When the art world lost artist Hema Upadhyay, it was staggered. Both her and the expanse of her immense talent were grieved for a long time, or are still being grieved. On her death anniversary, she must be remembered for her poignant art works. In the year of 1972, Hema Upadhyay was born in Baroda. She earned her BFA and MFA from the University of Baroda and soon came to become one of the most recognised artists in the Indian Contemporary Art scene. She had a fresh and unique voice. 

If one manages to sift through her numerous works, it becomes clear that migrants are often the locus of her pieces. They can be found climbing and walking in the huge expanse of the urban spaces. It appears as if they are trying to make sense of this new geography and all that it entails. Her work was a commentary upon the ills that plague our urban spaces and those who inhabit it. Themes of uneven development and a crisis of belonging and adaptation are often dealt with.

Her works are riddled with uncomfortable questions. A work often referred to as one of her finest is titled ‘Dream a Wish, Wish a Dream’ (2007,06). It provokes the viewer to think by asking questions about the definitions of utopia and dystopia and how they might seep into each other, about what it means to accommodate worlds that threaten to cancel each other out. Some of her works are self images of a woman going about doing mundane tasks claiming both the public and private spaces.
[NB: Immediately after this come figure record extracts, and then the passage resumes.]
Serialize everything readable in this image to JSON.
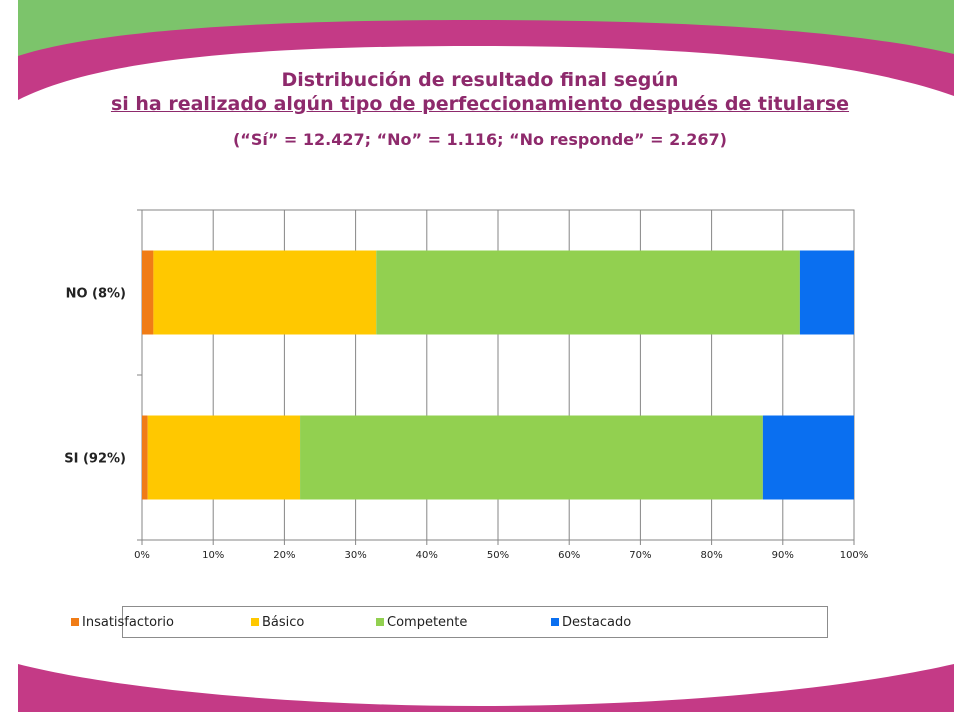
{
  "header": {
    "title_line1": "Distribución de resultado final según",
    "title_line2": "si ha realizado algún tipo de perfeccionamiento después de titularse",
    "subtitle": "(“Sí” = 12.427; “No” = 1.116; “No responde” = 2.267)"
  },
  "colors": {
    "band_green": "#7cc46b",
    "band_magenta": "#c43a86",
    "title": "#8e2a6c",
    "grid": "#868686"
  },
  "chart_data": {
    "type": "bar",
    "orientation": "horizontal",
    "stacked": "percent",
    "title": "",
    "xlabel": "",
    "ylabel": "",
    "categories": [
      "NO (8%)",
      "SI (92%)"
    ],
    "series": [
      {
        "name": "Insatisfactorio",
        "color": "#f07c16",
        "values": [
          1.6,
          0.8
        ]
      },
      {
        "name": "Básico",
        "color": "#ffc800",
        "values": [
          31.3,
          21.4
        ]
      },
      {
        "name": "Competente",
        "color": "#92d050",
        "values": [
          59.5,
          65.0
        ]
      },
      {
        "name": "Destacado",
        "color": "#0a6ff0",
        "values": [
          7.6,
          12.8
        ]
      }
    ],
    "xticks": [
      "0%",
      "10%",
      "20%",
      "30%",
      "40%",
      "50%",
      "60%",
      "70%",
      "80%",
      "90%",
      "100%"
    ],
    "xlim": [
      0,
      100
    ],
    "grid": true,
    "legend_position": "bottom"
  }
}
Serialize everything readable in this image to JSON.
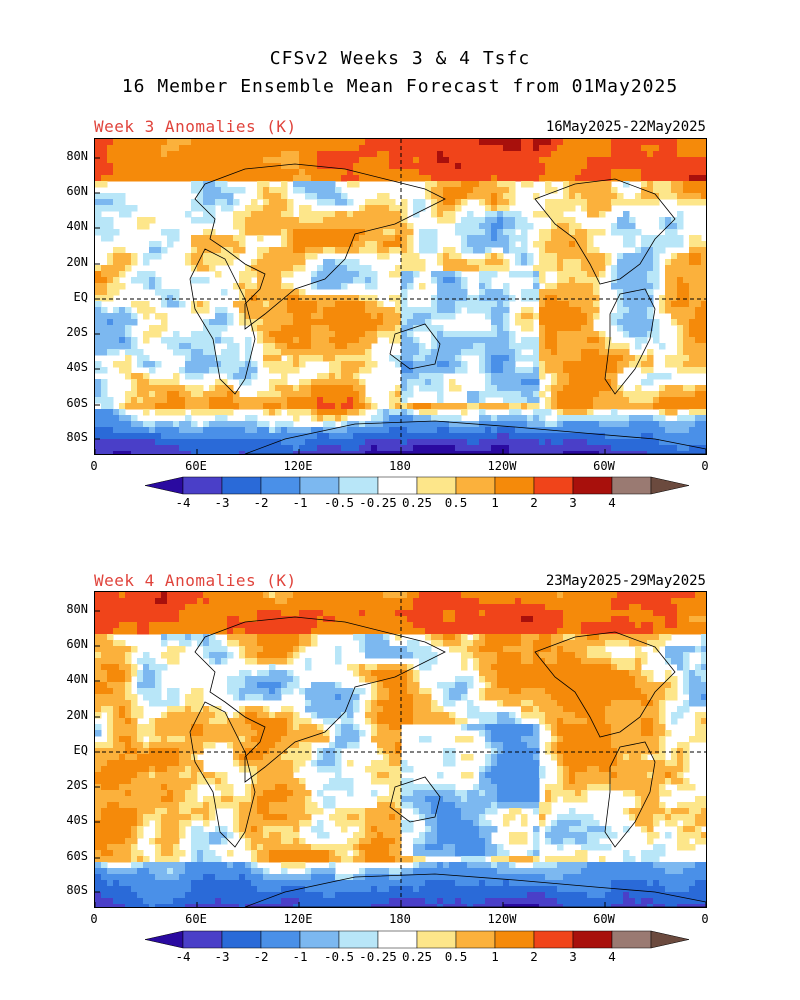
{
  "title": {
    "line1": "CFSv2 Weeks 3 & 4 Tsfc",
    "line2": "16 Member Ensemble Mean Forecast from 01May2025"
  },
  "panels": [
    {
      "label": "Week 3 Anomalies (K)",
      "date_range": "16May2025-22May2025",
      "lat_ticks": [
        "80N",
        "60N",
        "40N",
        "20N",
        "EQ",
        "20S",
        "40S",
        "60S",
        "80S"
      ],
      "lon_ticks": [
        "0",
        "60E",
        "120E",
        "180",
        "120W",
        "60W",
        "0"
      ]
    },
    {
      "label": "Week 4 Anomalies (K)",
      "date_range": "23May2025-29May2025",
      "lat_ticks": [
        "80N",
        "60N",
        "40N",
        "20N",
        "EQ",
        "20S",
        "40S",
        "60S",
        "80S"
      ],
      "lon_ticks": [
        "0",
        "60E",
        "120E",
        "180",
        "120W",
        "60W",
        "0"
      ]
    }
  ],
  "colorbar": {
    "labels": [
      "-4",
      "-3",
      "-2",
      "-1",
      "-0.5",
      "-0.25",
      "0.25",
      "0.5",
      "1",
      "2",
      "3",
      "4"
    ],
    "colors": [
      "#2a0aa0",
      "#4a3fc8",
      "#2a6ad8",
      "#4a90e8",
      "#7cb8f0",
      "#b8e6f8",
      "#ffffff",
      "#fde68a",
      "#fbb13c",
      "#f58a0a",
      "#f0441a",
      "#a8100c",
      "#9a7a72",
      "#6b4a3e"
    ]
  },
  "colors": {
    "deep_cold": "#2a0aa0",
    "cold": "#4a90e8",
    "cool": "#b8e6f8",
    "neutral": "#ffffff",
    "mild": "#fde68a",
    "warm": "#fbb13c",
    "hot": "#f58a0a",
    "very_hot": "#f0441a",
    "extreme": "#a8100c",
    "max": "#9a7a72",
    "label_red": "#e0443c"
  }
}
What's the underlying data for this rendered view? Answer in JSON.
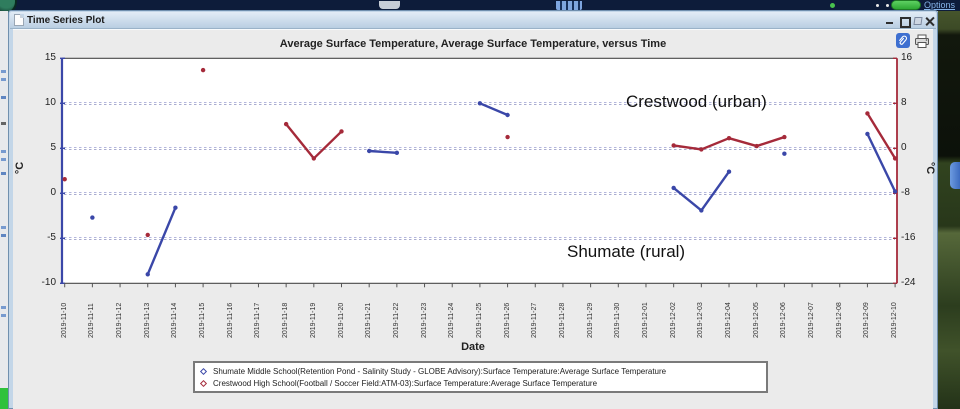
{
  "browser_chrome": {
    "options_label": "Options"
  },
  "window": {
    "title": "Time Series Plot",
    "controls": [
      "minimize",
      "maximize",
      "detach",
      "close"
    ],
    "toolbar_icons": [
      "paperclip-icon",
      "printer-icon"
    ]
  },
  "chart_data": {
    "type": "line",
    "title": "Average Surface Temperature, Average Surface Temperature, versus Time",
    "xlabel": "Date",
    "grid": true,
    "legend_position": "bottom",
    "x_dates": [
      "2019-11-10",
      "2019-11-11",
      "2019-11-12",
      "2019-11-13",
      "2019-11-14",
      "2019-11-15",
      "2019-11-16",
      "2019-11-17",
      "2019-11-18",
      "2019-11-19",
      "2019-11-20",
      "2019-11-21",
      "2019-11-22",
      "2019-11-23",
      "2019-11-24",
      "2019-11-25",
      "2019-11-26",
      "2019-11-27",
      "2019-11-28",
      "2019-11-29",
      "2019-11-30",
      "2019-12-01",
      "2019-12-02",
      "2019-12-03",
      "2019-12-04",
      "2019-12-05",
      "2019-12-06",
      "2019-12-07",
      "2019-12-08",
      "2019-12-09",
      "2019-12-10"
    ],
    "left_axis": {
      "label": "°C",
      "min": -10,
      "max": 15,
      "ticks": [
        15,
        10,
        5,
        0,
        -5,
        -10
      ],
      "color": "#3A47A8"
    },
    "right_axis": {
      "label": "°C",
      "min": -24,
      "max": 16,
      "ticks": [
        16,
        8,
        0,
        -8,
        -16,
        -24
      ],
      "color": "#A52A3A"
    },
    "grid_levels_left": [
      10,
      5,
      0,
      -5
    ],
    "series": [
      {
        "name": "Shumate Middle School(Retention Pond - Salinity Study - GLOBE Advisory):Surface Temperature:Average Surface Temperature",
        "axis": "left",
        "color": "#3A47A8",
        "segments": [
          [
            [
              "2019-11-11",
              -2.7
            ]
          ],
          [
            [
              "2019-11-13",
              -9.0
            ],
            [
              "2019-11-14",
              -1.6
            ]
          ],
          [
            [
              "2019-11-21",
              4.7
            ],
            [
              "2019-11-22",
              4.5
            ]
          ],
          [
            [
              "2019-11-25",
              10.0
            ],
            [
              "2019-11-26",
              8.7
            ]
          ],
          [
            [
              "2019-12-02",
              0.6
            ],
            [
              "2019-12-03",
              -1.9
            ],
            [
              "2019-12-04",
              2.4
            ]
          ],
          [
            [
              "2019-12-06",
              4.4
            ]
          ],
          [
            [
              "2019-12-09",
              6.6
            ],
            [
              "2019-12-10",
              0.2
            ]
          ]
        ]
      },
      {
        "name": "Crestwood High School(Football / Soccer Field:ATM-03):Surface Temperature:Average Surface Temperature",
        "axis": "right",
        "color": "#A52A3A",
        "segments": [
          [
            [
              "2019-11-10",
              -5.5
            ]
          ],
          [
            [
              "2019-11-13",
              -15.4
            ]
          ],
          [
            [
              "2019-11-15",
              13.9
            ]
          ],
          [
            [
              "2019-11-18",
              4.3
            ],
            [
              "2019-11-19",
              -1.8
            ],
            [
              "2019-11-20",
              3.0
            ]
          ],
          [
            [
              "2019-11-26",
              2.0
            ]
          ],
          [
            [
              "2019-12-02",
              0.5
            ],
            [
              "2019-12-03",
              -0.2
            ],
            [
              "2019-12-04",
              1.8
            ],
            [
              "2019-12-05",
              0.4
            ],
            [
              "2019-12-06",
              2.0
            ]
          ],
          [
            [
              "2019-12-09",
              6.2
            ],
            [
              "2019-12-10",
              -1.8
            ]
          ]
        ]
      }
    ],
    "annotations": [
      {
        "text": "Crestwood (urban)",
        "left": 626,
        "top": 92
      },
      {
        "text": "Shumate (rural)",
        "left": 567,
        "top": 242
      }
    ]
  }
}
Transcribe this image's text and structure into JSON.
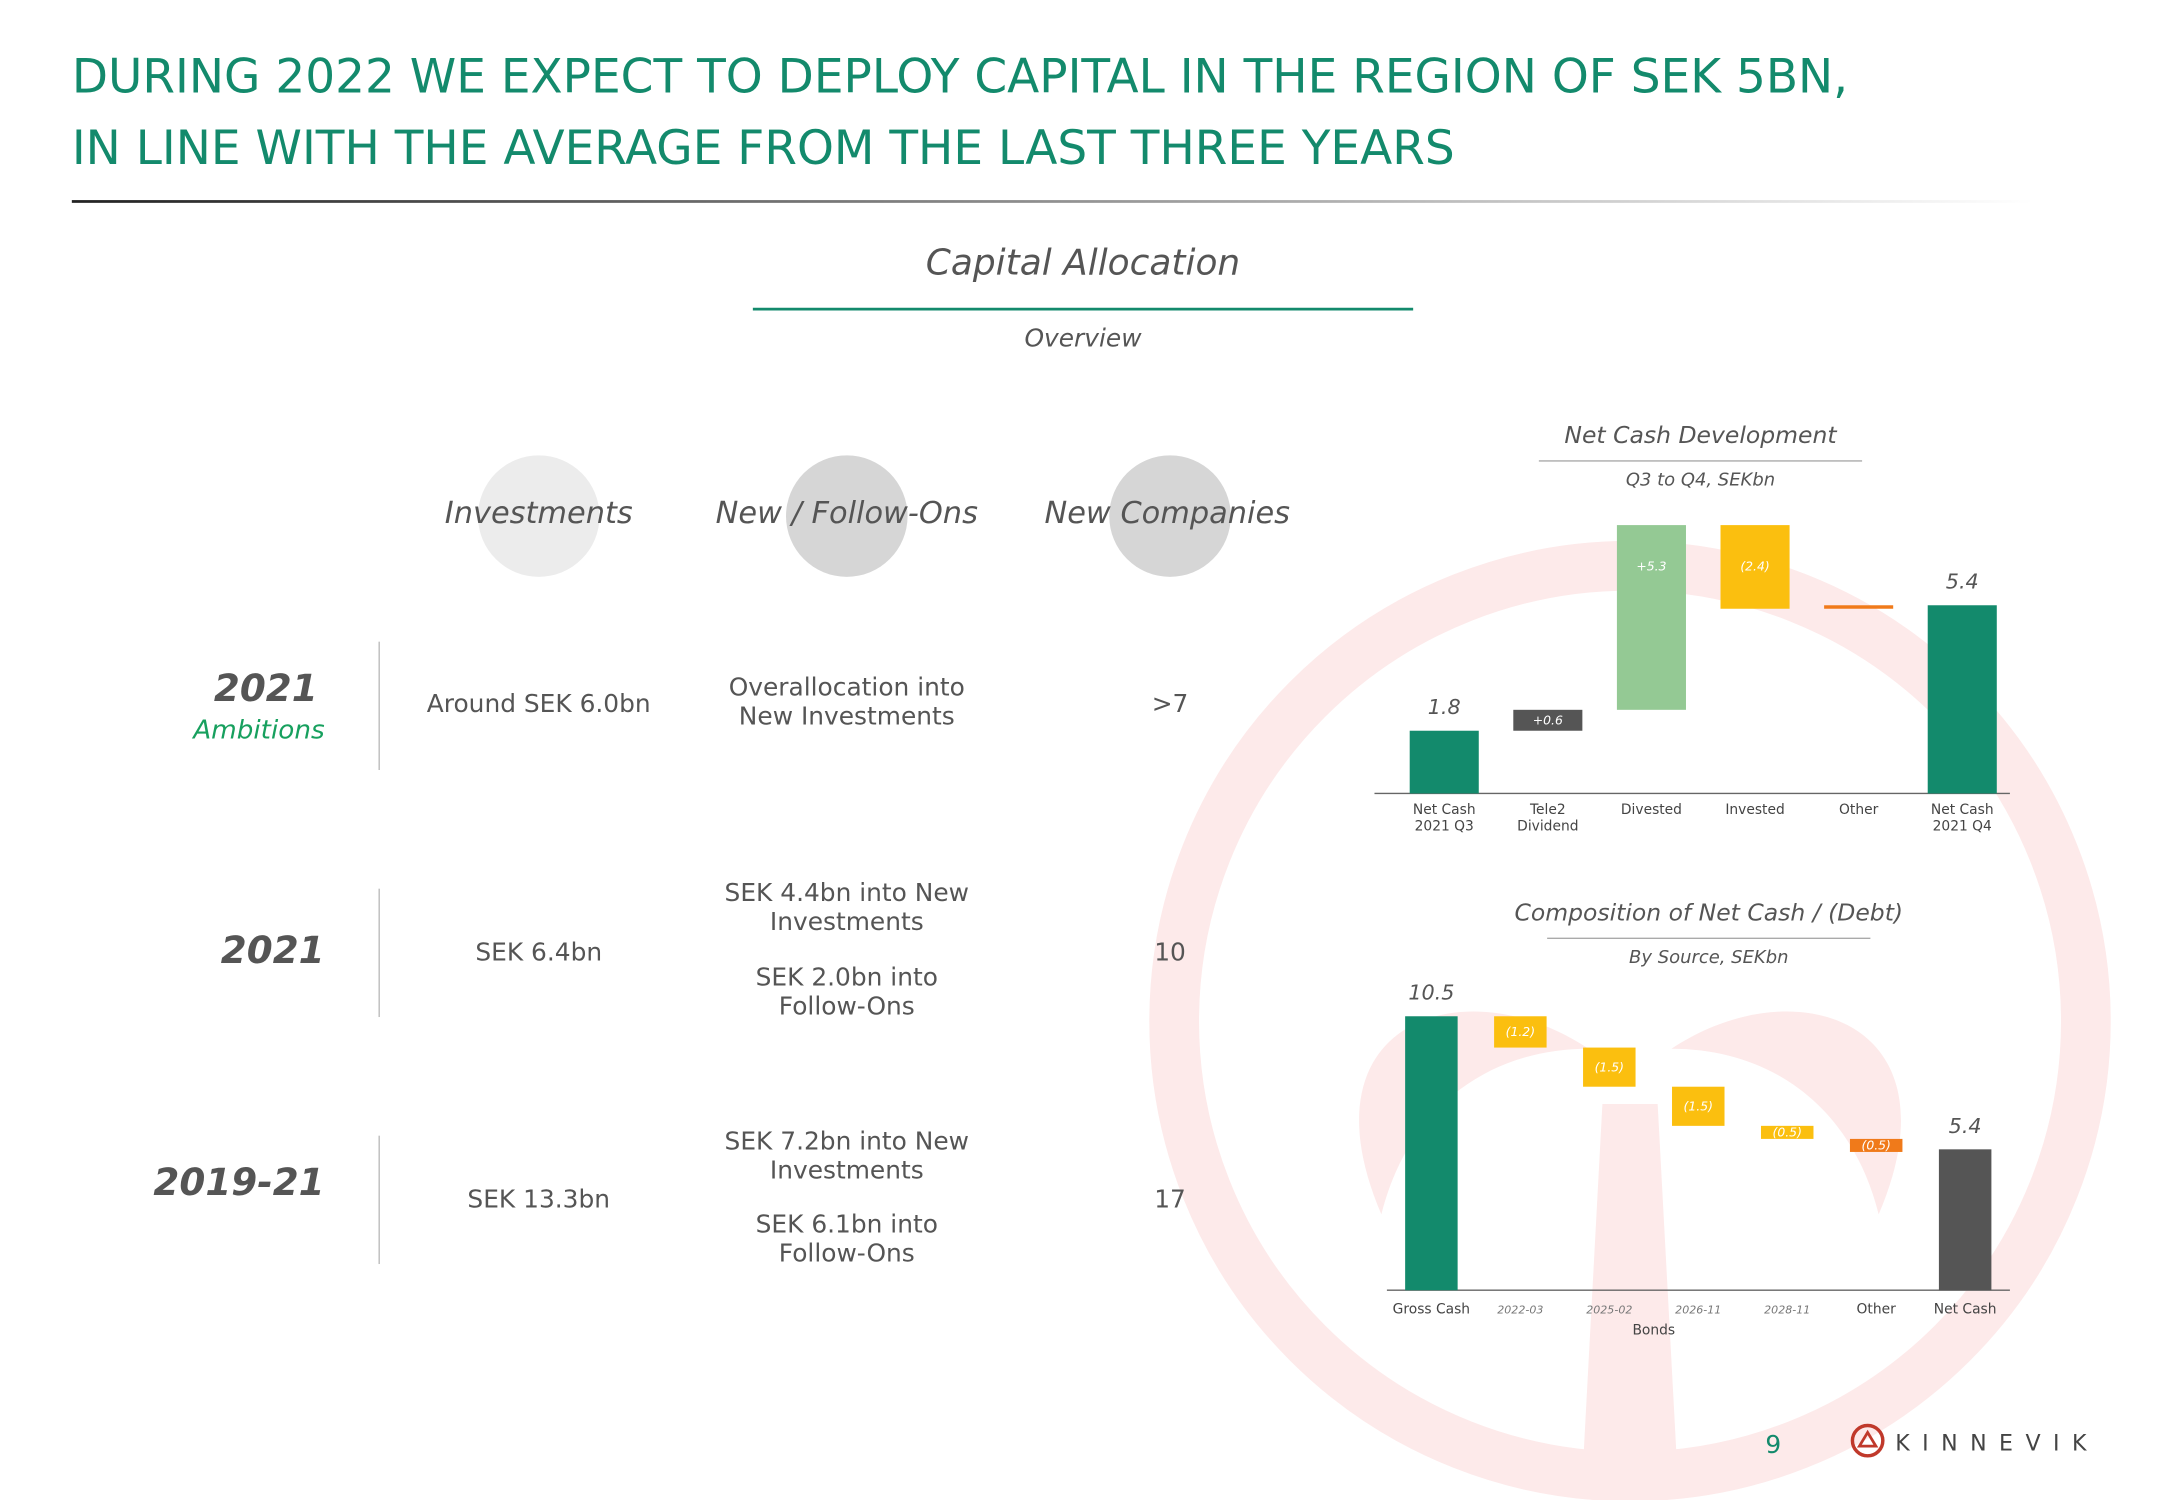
{
  "header": {
    "title_lines": [
      "DURING 2022 WE EXPECT TO DEPLOY CAPITAL IN THE REGION OF SEK 5BN,",
      "IN LINE WITH THE AVERAGE FROM THE LAST THREE YEARS"
    ]
  },
  "section": {
    "title": "Capital Allocation",
    "subtitle": "Overview"
  },
  "table": {
    "columns": [
      "Investments",
      "New / Follow-Ons",
      "New Companies"
    ],
    "rows": [
      {
        "period": "2021",
        "note": "Ambitions",
        "investments": "Around SEK 6.0bn",
        "new_follow_ons": [
          "Overallocation into New Investments"
        ],
        "new_companies": ">7"
      },
      {
        "period": "2021",
        "investments": "SEK 6.4bn",
        "new_follow_ons": [
          "SEK 4.4bn into New Investments",
          "SEK 2.0bn into Follow-Ons"
        ],
        "new_companies": "10"
      },
      {
        "period": "2019-21",
        "investments": "SEK 13.3bn",
        "new_follow_ons": [
          "SEK 7.2bn into New Investments",
          "SEK 6.1bn into Follow-Ons"
        ],
        "new_companies": "17"
      }
    ]
  },
  "chart_data": [
    {
      "type": "waterfall",
      "title": "Net Cash Development",
      "subtitle": "Q3 to Q4, SEKbn",
      "categories": [
        "Net Cash 2021 Q3",
        "Tele2 Dividend",
        "Divested",
        "Invested",
        "Other",
        "Net Cash 2021 Q4"
      ],
      "values": [
        1.8,
        0.6,
        5.3,
        -2.4,
        0.1,
        5.4
      ],
      "value_labels": [
        "1.8",
        "+0.6",
        "+5.3",
        "(2.4)",
        null,
        "5.4"
      ],
      "totals": [
        true,
        false,
        false,
        false,
        false,
        true
      ],
      "colors": [
        "#138a6c",
        "#555555",
        "#94c994",
        "#fbbf0f",
        "#f07a1a",
        "#138a6c"
      ],
      "ylim": [
        0,
        7.8
      ]
    },
    {
      "type": "waterfall",
      "title": "Composition of Net Cash / (Debt)",
      "subtitle": "By Source, SEKbn",
      "categories": [
        "Gross Cash",
        "2022-03",
        "2025-02",
        "2026-11",
        "2028-11",
        "Other",
        "Net Cash"
      ],
      "group_label": "Bonds",
      "values": [
        10.5,
        -1.2,
        -1.5,
        -1.5,
        -0.5,
        -0.5,
        5.4
      ],
      "value_labels": [
        "10.5",
        "(1.2)",
        "(1.5)",
        "(1.5)",
        "(0.5)",
        "(0.5)",
        "5.4"
      ],
      "totals": [
        true,
        false,
        false,
        false,
        false,
        false,
        true
      ],
      "colors": [
        "#138a6c",
        "#fbbf0f",
        "#fbbf0f",
        "#fbbf0f",
        "#fbbf0f",
        "#f07a1a",
        "#555555"
      ],
      "ylim": [
        0,
        11
      ]
    }
  ],
  "footer": {
    "page_number": "9",
    "logo": "KINNEVIK"
  }
}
‘The Nymph and the Adult’ was Upadhyay’s first international solo exhibition. It consisted of 2000 tiny carefully crafted cockroaches that took over an art gallery in Australia. Her distinctive materials, subjects and the way she utilised spaces became hallmarks of her art practice.


Ranjit Hoskote, a curator and cultural theorist, was quoted in a Hindustan Times article saying that “Hema was willing to take risks in her artistic practice. She would explore distinct subjects, from the female self’s negotiation of domestic and urban space to the patchwork architecture of informal housing in the Indian metropolis. Also, she worked with diverse media.”


Her work titled, ‘Conversation’ was displayed at an arts festival in Goa called Sensorium. It used rice grains to create a face of a man and woman to depict lovers that are together yet separate.



Another striking work by her is an installation of the infamous Dharavi slum of Mumbai. The installation offers an aerial view of the slum and is made up of tin cans, aluminum sheets and plastic. It is titled “8’ X 12’” because that is the average size of a slum house in Mumbai’s Dharavi. The installation succeeds in evoking a cramped feeling and is highly sensorial. The whole large scale expanse of the slum was created in painstaking detail in the small scale where she was able to capture habitation in its most mundane forms. Hoskote has further pointed out that Upadhyay succeeded at not romanticising the slum and through the use of materials such as sharp metallic objects she has alluded to the dangerous elements of inhabiting a slum.  She liked playing with scales, in her self portraiture, she often depicted herself as an extremely tiny figure.


Her last show was titled, ‘Scales of Attention’ at the Chemould Gallery in Mumbai. Upadhyay was an immensely talented artist and her talent was  truly respected in the art circle. She even received the Gujarat Lalit Kala Academy and the National Lalit Kala Academy award for the 10th International Triennale-India.


Her works were known internationally and she was part of some of the most important exhibitions all over the world including Modernization, The Contemporary Arts Center, Cincinnati, USA (2013); and Espace Topographie de l’Art, Festival D’ Automne a Paris (2011); Mute Migration, Art Gallery of New South Wales, Sydney, Australia (2012); Where the bees suck, there suck I, Reopening of MACRO museum, Rome Italy (2009).


Often remembering her, her story is lost in the tale of her tragic demise and the media coverage that followed it as revelations after revelations came to the fore. History must remember her as an artist deeply aware of the problems that marked the urban spaces of its country. An artist who through her work provoked thought and asked uncomfortable questions and who made use of personal experience to create beautiful, almost unsettling creations. Her contribution to the Indian Contemporary Art scene is immense and that is how we must remember her: through her works.